COVINGTON - There are plenty of ways a person can wind up on the streets, without a home.

Many homeless people are mentally ill or addicted to drugs or alcohol. Some are veterans traumatized by combat. Some just caught a bad break.

"They could have lost their job, or lost their housing because of a building code violation that they can't pay to get fixed," said Chad Brinkley of Covington, a volunteer with Recovery Network of Northern Kentucky.

Brinkley was homeless himself for three years. But seven years ago, Recovery Network helped him find a job, a home and a fresh start.

So on Saturday, Brinkley spent time giving back as part of the second annual Homeless Awareness Day at Goebel Park.

The event, which featured live music and free food, offered homeless people a chance to learn about services without pressure.

Agencies that try to help homeless people get jobs, shelter and treatment also say funding is running thin.
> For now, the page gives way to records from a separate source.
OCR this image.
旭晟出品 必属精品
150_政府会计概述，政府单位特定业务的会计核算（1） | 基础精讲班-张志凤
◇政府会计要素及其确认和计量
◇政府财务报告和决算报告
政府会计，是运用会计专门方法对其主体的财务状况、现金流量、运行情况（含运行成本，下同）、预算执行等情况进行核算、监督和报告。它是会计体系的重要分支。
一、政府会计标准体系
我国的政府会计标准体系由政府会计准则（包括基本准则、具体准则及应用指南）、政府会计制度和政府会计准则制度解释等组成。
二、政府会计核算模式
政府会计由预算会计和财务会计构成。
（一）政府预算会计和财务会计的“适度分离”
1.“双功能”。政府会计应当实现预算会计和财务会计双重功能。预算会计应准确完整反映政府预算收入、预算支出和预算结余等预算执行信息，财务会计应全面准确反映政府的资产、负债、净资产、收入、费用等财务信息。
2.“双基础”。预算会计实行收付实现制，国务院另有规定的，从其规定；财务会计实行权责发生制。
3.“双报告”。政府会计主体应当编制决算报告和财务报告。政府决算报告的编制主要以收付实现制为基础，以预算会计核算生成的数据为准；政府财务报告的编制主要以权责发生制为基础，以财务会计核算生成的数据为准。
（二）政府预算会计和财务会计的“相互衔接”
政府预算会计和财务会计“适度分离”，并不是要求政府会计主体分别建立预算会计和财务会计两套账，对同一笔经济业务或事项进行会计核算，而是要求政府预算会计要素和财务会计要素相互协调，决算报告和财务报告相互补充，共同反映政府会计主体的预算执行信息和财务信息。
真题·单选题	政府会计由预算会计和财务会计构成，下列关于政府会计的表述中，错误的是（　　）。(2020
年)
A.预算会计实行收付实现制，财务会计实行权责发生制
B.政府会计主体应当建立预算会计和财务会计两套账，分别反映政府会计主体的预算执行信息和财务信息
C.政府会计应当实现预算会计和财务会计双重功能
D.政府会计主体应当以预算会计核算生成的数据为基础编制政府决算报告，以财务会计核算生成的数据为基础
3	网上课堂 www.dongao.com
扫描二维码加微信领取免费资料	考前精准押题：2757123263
The Northern Kentucky mental health system is underfunded by $2.8 million a year, a problem made worse by the state budget impasse, said Recovery Network board chair Elaine Chisholm.

"Of course, nobody wants to raise taxes, so money's tight," Chisholm said.

Even when funding is available, competition between social service agencies can create gaps.

Congress last year mandated that some funding for the Runway and Homeless Youth Act must go to faith-based providers, which cut some youth outreach services at Brighton Center.

"We lost one of our primary grants to a faith-based organization that wrote us a letter requesting our handbook and operation manual," said Tom Curran, street outreach specialist. "In the big scheme of things, youth are still being served, but we had to drop some of our programs."

While the exact number of homeless people in Northern Kentucky and Greater Cincinnati is not known, about a third are 21 or younger, advocates said.

Joshua "Jamie" Curry, 20, has lived on the streets since a lease violation left him homeless a year ago.

He hopes to apply for a scholarship to Northern Kentucky University on the strength of a high ACT score, but for now he spends his days at the library and his nights trying to avoid police.

"When I'm not looking for a job, I go through novels," Curry said.

One-third of homeless people are veterans, including some returning from Afghanistan and Iraq, said Iola Green, coordinator of housing programs at the Veterans Administration Medical Center in Fort Thomas.

Green said some veterans are not prepared to deal with situations they've encountered in combat.

"Seeing someone without limbs is hard to see, but once you've seen it, it's hard to erase from your mind," Green said.

Many veterans stop going to counseling, she said, because reliving the painful episodes is too difficult.

"The biggest challenge is encouraging veterans to get help," Green said.

"That's why I come out to things like this."